Matches the offline-cache / remote path: the draft's
`copy_embeddings_from_target` only reads `.weight`.

```python
class nemo_automodel.components.speculative.eagle.target_runner.TargetRunner()
```

Protocol

Minimal engine surface :class:`RunnerEagle3TargetModel` depends on.

Implemented for real by an inference-engine runner (`SGLangTargetRunner`
today, a vLLM runner later) and faked in unit tests, which is why the
backend depends on this protocol rather than on any engine directly.

```python
nemo_automodel.components.speculative.eagle.target_runner.TargetRunner.forward_eagle3(
    input_ids: torch.Tensor,
    attention_mask: torch.Tensor
) -> tuple[torch.Tensor, torch.Tensor]
```

Run the target once and return `(logits, aux_hidden_states)`.
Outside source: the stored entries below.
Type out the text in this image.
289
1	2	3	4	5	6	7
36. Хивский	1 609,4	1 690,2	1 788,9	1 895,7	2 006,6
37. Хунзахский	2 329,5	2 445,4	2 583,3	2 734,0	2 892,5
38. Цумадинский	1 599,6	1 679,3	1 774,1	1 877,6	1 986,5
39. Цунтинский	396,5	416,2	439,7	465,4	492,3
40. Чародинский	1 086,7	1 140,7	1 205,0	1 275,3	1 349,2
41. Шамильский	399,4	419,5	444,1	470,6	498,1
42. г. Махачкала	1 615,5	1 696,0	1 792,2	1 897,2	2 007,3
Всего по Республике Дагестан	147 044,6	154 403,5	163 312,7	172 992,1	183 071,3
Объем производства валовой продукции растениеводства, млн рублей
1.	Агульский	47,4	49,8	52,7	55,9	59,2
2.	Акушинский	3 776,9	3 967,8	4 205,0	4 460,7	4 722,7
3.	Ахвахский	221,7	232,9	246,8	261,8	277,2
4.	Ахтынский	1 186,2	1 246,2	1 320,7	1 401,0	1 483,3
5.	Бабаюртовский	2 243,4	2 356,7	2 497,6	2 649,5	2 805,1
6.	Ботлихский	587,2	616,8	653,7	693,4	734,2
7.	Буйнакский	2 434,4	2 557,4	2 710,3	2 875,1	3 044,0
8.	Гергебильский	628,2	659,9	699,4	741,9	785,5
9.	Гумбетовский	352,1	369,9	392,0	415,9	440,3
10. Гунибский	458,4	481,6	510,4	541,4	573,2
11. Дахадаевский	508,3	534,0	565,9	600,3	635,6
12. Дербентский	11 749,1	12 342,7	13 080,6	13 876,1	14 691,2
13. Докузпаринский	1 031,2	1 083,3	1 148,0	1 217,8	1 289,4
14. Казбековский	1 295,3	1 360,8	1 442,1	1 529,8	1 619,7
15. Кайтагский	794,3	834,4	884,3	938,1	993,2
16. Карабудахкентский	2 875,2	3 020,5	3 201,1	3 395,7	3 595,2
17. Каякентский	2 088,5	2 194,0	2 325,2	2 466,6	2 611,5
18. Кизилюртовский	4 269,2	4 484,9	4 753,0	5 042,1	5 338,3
`logits` is `[batch, seq, vocab]` (full vocab, unshifted) and
`aux_hidden_states` is `[batch, seq, 3 * hidden]` (the three capture
layers concatenated on the last dim, unshifted).

```python
nemo_automodel.components.speculative.eagle.target_runner.TargetRunner.input_embedding_weight() -> torch.Tensor
```

Return the target input-embedding weight `[vocab, hidden]`.

```python
nemo_automodel.components.speculative.eagle.target_runner.TargetRunner.set_aux_layers(
    aux_layer_ids: typing.Sequence[int]
) -> None
```

Tell the underlying model which 3 decoder layers to capture.